Trade deficit gradually narrowed in 2Q23, mainly driven by  double digit declines in imports. The trade deficit in June reached USD 0.8 billion (USD 0.4 billion in June 2022), slightly below the Bloomberg market consensus and our USD 0.7 billion call. During 2Q23, the trade deficit fell to USD 2.3 billion from USD 3.1 billion in 1Q23. As a result, the rolling 12-month trade deficit edged down to USD 13.1 billion, from the USD 14.5 billion recorded in 2022 (USD 15.3 billion in 2021). Total imports (FOB) contracted 19.2% yoy (18.4% decline in May) dragged by consumption, intermediate and capital goods, while exports contracted 27.5% yoy in June (-3.5% fall in May), driven by a significant commodity export drag. At the margin, the quarterly seasonally adjusted trade deficit reached USD 10.4 billion (annualized), narrowing from USD 12.1 billion recorded in 1Q (USD 12.5 billion in 4Q22). A gradual current-account deficit adjustment would support the central bank to start the pace of rate cuts in 4Q23.

 

 

Imports continue to fall sequentially in 2Q23. In the second quarter of the year, imports (FOB) contracted 19.5% yoy, building on the 10.4% contraction in 1Q23 (-1.2% in 4Q22). Fuels (-31.9% yoy), intermediate goods for industry (-26.2% yoy) and capital goods for industry (-22.6 yoy) were the main drags in the quarter.  Imports excluding fuels and transportation equipment fell 20.3% yoy (14.9% yoy contraction in 1Q23; -8.5% in 4Q22).

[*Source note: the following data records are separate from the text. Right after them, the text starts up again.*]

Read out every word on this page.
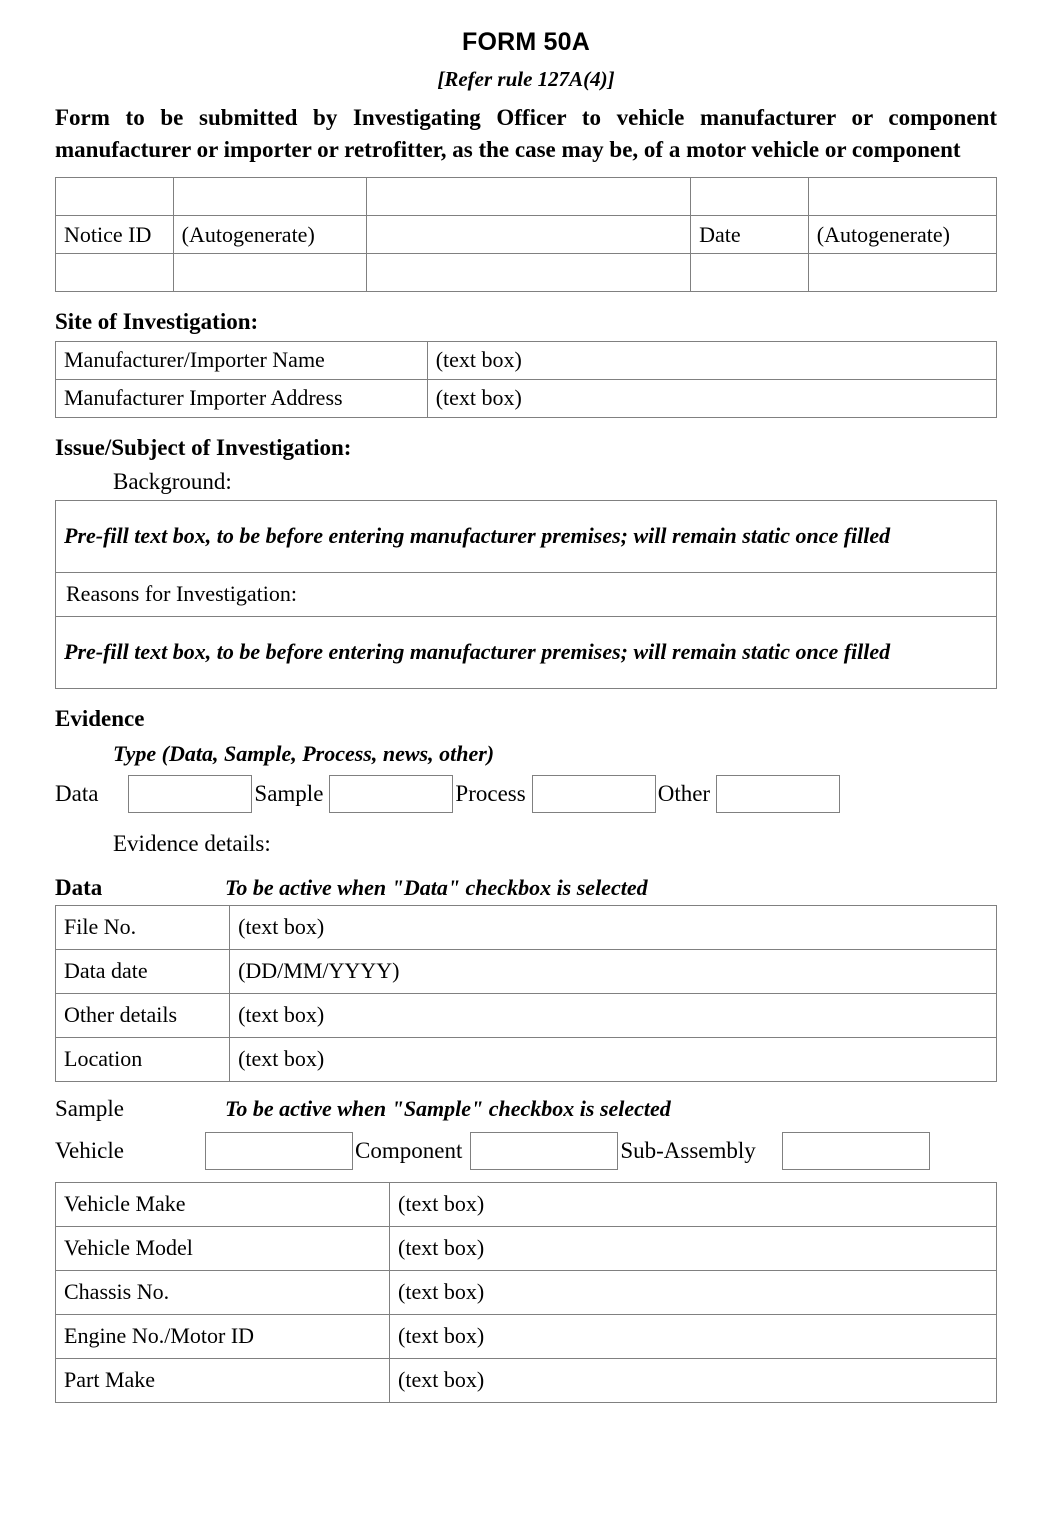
FORM 50A
[Refer rule 127A(4)]
Form to be submitted by Investigating Officer to vehicle manufacturer or component manufacturer or importer or retrofitter, as the case may be, of a motor vehicle or component

Notice ID	(Autogenerate)		Date	(Autogenerate)

Site of Investigation:
Manufacturer/Importer Name	(text box)
Manufacturer Importer Address	(text box)
Issue/Subject of Investigation:
Background:
Pre-fill text box, to be before entering manufacturer premises; will remain static once filled
Reasons for Investigation:
Pre-fill text box, to be before entering manufacturer premises; will remain static once filled
Evidence
Type (Data, Sample, Process, news, other)
Data	Sample	Process	Other
Evidence details:
Data	To be active when "Data" checkbox is selected
File No.	(text box)
Data date	(DD/MM/YYYY)
Other details	(text box)
Location	(text box)
Sample	To be active when "Sample" checkbox is selected
Vehicle	Component	Sub-Assembly
Vehicle Make	(text box)
Vehicle Model	(text box)
Chassis No.	(text box)
Engine No./Motor ID	(text box)
Part Make	(text box)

At the margin, we estimate that imports fell 15.1% qoq/saar (-10.1% in 1Q23 and -46.7% in 4Q22).

 

The oil drag continued during the second quarter of the year.  In 2Q23, exports fell 21.8% yoy (from -3.6% in 1Q23; +7.3% in 4Q22), dragged by a double-digit decline of oil, coal, coffee, and agricultural exports. The oil export drop in the quarter (-34.2% yoy; -23.6% yoy in 1Q23) was driven mainly by lower prices relative to last year. Moreover, coal exports also contracted 33.6% (+45.6% in 1Q23). Exports excluding traditional goods (oil, coal, coffee and ferronickel), accounting for 45.1% of total exports in the quarter, registered a mild 0.8% growth (+0.1% in 1Q23; +0.6% in 4Q22). At the margin, exports contracted 5.9% qoq/saar (10.0% decline in 1Q23).

The current-account deficit should narrow in 2023 as domestic demand weakens and remittances increase. We expect a CAD deficit of 4.2% of GDP (4.4% previously; 6.2% in 2022).